Thursday, August 11, 2011

Will Rummy Finally Be Held Accountable?

The upshot of the Bush Torture Regime — the systematic use of Nazi-like interrogation techniques against foes and friends like — has been deeply dissatisfying. The mainstream news media has been studiously uncurious about the criminal behavior of top administration officials and their lackies, and none have been held accountable.

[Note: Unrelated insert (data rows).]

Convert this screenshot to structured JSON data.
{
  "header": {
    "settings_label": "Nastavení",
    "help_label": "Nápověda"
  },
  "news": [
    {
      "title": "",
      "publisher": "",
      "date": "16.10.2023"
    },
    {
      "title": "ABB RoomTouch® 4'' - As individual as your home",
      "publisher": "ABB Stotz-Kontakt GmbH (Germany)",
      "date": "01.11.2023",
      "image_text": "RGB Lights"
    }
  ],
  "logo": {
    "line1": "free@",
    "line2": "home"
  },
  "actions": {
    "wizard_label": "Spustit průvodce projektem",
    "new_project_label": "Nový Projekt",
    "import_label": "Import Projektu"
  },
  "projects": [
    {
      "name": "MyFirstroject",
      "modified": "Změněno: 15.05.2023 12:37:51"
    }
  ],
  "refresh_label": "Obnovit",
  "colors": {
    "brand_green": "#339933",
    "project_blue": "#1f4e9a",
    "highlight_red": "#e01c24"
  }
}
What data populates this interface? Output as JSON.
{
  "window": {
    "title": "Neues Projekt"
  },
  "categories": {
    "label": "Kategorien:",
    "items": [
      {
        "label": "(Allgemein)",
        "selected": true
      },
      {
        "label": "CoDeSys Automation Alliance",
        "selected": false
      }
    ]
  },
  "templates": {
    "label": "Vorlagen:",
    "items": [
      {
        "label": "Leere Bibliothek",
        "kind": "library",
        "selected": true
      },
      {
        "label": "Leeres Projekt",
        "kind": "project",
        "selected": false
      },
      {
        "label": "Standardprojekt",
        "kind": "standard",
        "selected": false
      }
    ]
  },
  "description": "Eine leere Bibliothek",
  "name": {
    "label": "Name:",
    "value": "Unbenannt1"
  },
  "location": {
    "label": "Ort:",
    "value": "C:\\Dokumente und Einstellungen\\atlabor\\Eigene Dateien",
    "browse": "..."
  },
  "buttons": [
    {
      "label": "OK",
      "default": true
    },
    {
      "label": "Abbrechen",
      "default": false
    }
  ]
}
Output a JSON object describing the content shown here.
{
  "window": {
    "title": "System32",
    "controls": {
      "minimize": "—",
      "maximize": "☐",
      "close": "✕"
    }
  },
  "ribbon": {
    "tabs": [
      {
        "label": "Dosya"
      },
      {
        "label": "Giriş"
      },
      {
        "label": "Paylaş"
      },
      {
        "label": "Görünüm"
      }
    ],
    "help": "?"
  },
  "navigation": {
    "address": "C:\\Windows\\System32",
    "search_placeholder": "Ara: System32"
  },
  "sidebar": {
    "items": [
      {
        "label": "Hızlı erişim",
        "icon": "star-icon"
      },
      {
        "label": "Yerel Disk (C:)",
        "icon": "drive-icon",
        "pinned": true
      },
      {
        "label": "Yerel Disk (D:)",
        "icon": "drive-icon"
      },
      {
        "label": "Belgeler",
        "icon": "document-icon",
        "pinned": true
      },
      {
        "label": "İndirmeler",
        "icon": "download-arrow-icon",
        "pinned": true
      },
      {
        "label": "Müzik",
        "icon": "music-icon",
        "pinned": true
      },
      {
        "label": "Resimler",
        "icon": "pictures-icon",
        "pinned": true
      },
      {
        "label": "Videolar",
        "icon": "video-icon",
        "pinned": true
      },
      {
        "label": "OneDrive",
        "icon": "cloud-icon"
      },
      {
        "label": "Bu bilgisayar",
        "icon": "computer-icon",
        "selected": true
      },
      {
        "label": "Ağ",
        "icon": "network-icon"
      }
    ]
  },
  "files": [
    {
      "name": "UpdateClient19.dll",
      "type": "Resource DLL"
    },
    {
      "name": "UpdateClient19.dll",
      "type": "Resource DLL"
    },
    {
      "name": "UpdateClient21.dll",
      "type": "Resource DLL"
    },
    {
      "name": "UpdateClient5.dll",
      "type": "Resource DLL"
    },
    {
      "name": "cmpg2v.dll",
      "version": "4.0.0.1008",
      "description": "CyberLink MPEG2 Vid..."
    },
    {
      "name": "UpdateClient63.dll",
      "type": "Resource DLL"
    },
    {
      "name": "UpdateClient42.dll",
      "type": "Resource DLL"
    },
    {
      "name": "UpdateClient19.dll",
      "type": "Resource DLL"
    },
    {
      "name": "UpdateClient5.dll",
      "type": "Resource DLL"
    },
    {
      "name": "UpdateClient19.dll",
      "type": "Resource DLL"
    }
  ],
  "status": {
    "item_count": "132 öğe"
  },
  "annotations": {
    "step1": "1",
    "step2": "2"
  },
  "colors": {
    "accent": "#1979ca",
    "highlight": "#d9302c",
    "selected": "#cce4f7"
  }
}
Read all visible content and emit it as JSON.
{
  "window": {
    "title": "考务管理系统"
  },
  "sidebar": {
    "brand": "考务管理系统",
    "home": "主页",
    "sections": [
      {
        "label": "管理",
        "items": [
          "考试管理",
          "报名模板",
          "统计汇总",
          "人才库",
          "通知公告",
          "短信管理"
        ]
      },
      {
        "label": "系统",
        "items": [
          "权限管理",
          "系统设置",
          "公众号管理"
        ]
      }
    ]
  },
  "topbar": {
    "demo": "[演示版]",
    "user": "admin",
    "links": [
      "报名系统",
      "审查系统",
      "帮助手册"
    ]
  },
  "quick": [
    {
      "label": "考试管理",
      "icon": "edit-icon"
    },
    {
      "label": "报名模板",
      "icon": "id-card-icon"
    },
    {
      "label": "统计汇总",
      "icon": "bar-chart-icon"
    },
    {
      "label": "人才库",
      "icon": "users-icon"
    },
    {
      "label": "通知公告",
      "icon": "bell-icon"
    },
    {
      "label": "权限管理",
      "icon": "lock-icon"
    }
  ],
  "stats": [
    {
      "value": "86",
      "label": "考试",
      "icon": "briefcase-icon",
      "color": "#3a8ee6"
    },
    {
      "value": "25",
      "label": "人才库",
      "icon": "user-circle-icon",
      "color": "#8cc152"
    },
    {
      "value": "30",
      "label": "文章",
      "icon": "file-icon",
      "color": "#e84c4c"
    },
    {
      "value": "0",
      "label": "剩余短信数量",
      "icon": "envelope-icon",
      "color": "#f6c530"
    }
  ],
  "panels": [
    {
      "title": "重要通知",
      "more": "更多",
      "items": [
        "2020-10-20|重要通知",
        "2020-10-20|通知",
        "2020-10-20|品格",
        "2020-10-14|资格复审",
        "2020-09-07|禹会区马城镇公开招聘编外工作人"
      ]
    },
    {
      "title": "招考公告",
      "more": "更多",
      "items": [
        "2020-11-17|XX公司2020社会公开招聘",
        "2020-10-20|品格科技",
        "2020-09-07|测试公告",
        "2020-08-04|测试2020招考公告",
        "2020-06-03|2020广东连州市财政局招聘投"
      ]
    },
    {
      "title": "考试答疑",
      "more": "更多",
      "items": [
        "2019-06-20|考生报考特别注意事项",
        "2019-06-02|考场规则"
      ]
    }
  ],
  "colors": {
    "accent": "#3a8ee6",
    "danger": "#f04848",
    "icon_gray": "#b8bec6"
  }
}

But that may be about to change.

A federal district court judge in Washington, D.C., ruled earlier this month that a lawsuit against former Defense Secretary Donald Rumsfeld, one of the key architects of the torture regime, could go forward. While other lawsuits brought by so-called enemy combatants against ranking administration officials have foundered, this one is different because the plaintiff, identified in court papers as “Joe Doe,” is a former military translator who claims that he was tortured by U.S. forces at a Camp Cooper, a military base in Iraq, and the judge found that American citizens don’t lose their constitutional rights simply because it’s wartime.

Meanwhile, a three-judge court of appeals panel in Chicago came to a similar conclusion this week in green-lighting a lawsuit against Rumsfeld filed by Donald Vance and Nathan Ertel, both American military contractors who also claim they were tortured at Camp Cooper.

Vance, a Navy veteran who went to Iraq as a security contractor, contacted the FBI when he observed suspicious activities such as illegal weapons trading with American troops for liquor at the Iraq security firm where he worked. But when Army soldiers raided the firm, Vance and Ertel were detained as suspected enemy combatants and tortured. The Army was unaware that Vance was an informer.

Neither were ever charged, and in a familiar scenario, both were merely released at the Baghdad airport and had to make their way home on their own.

Rumsfeld’s lawyers argue that even even if the plaintiffs’ versions of events are true, Rumsfeld should not be held accountable because it was unreasonable that he would have known that the abuse he authorized was unconstitutional. Besides which, the court rulings are a troubling intrusion into the executive branch’s war-making powers.

Sadly, the Obama administration has taken the same position.